Mother Earth was also culturally militant, promoting, and selling, works by modernist icons such as Nietzsche, Ibsen and Strindberg. This emphasis by Goldman on drama looks strange for an anarchist to modern eyes. But these were controversial names in those days. Ibsen’s play Ghosts, for instance, was about syphilis and was widely banned, while women who rebelled against the confines of marriage were common to both authors. Ibsen’s Nora walks out of her marriage in A Doll’s House, while Strindberg’s Miss Julie features a woman with a sexual taste for her servant, and his Dance of Death is centered on a wholly love-less marriage. Goldman, however, thought that such plays simply showed life as it was.

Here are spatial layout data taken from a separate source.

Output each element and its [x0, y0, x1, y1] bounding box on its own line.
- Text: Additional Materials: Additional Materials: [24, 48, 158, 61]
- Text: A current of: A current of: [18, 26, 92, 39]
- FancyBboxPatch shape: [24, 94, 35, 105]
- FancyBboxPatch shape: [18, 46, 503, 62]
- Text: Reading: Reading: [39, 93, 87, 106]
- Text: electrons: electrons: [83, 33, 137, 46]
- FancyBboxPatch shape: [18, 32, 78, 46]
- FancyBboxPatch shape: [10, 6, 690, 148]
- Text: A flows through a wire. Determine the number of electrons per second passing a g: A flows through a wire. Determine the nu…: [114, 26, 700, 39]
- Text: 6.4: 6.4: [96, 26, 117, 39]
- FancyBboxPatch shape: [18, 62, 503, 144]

This book has a long section on Goldman’s sexual radicalism. Some of her ideas, such as that marriage was legalized prostitution, were prevalent at the time. She also argues that the US public was largely ignorant of venereal disease issues. As for homosexuality, Goldman largely confined her permissive views to her lecture tours. In print, it was Berkman in his Prison Memoirs who considered the issue at length. Goldman’s sexual radicalism wasn’t always popular with her male fellow anarchists, but she persevered anyway, including female blacks in her treatment of “the trade in women” in the US.
With the outbreak of World War I, America’s anarchists immediately attacked the increasing suppression of free speech, the excessive patriotism, the escalating class struggle and the moves toward conscription that followed. Opposition to this last item, “the draft”, of course re-surfaced 50 years later in the resistance to the Vietnam War, but even in these early years it was a potent enough issue to lead to the final closure of Mother Earth in 1917 and Berkman’s and Goldman’s imprisonment for two years, after which they were deported.
Emma Goldman, Mother Earth and the Anarchist Awakening covers far more issues than it’s possible to show here, and covers them in detail. Hsu has unearthed many newspaper reports on Goldman’s lectures as well as investigating differences of opinion among the magazine’s staff. The result, at 454 pages, is an extremely comprehensive account of its subject.
Goldman’s later years were spent in Germany, England, France, Spain and Canada. Hsu understandably doesn’t cover these — instead, in an Epilogue, she outlines Goldman’s influence on progressive thought in the US to this day.
Finally, the great matriarch’s supposed sentence, “If I can’t dance to it, it’s not my revolution,” became popular in the later years of the 20th century, appearing on T-shirts. But the truth seems to be that she probably never said it.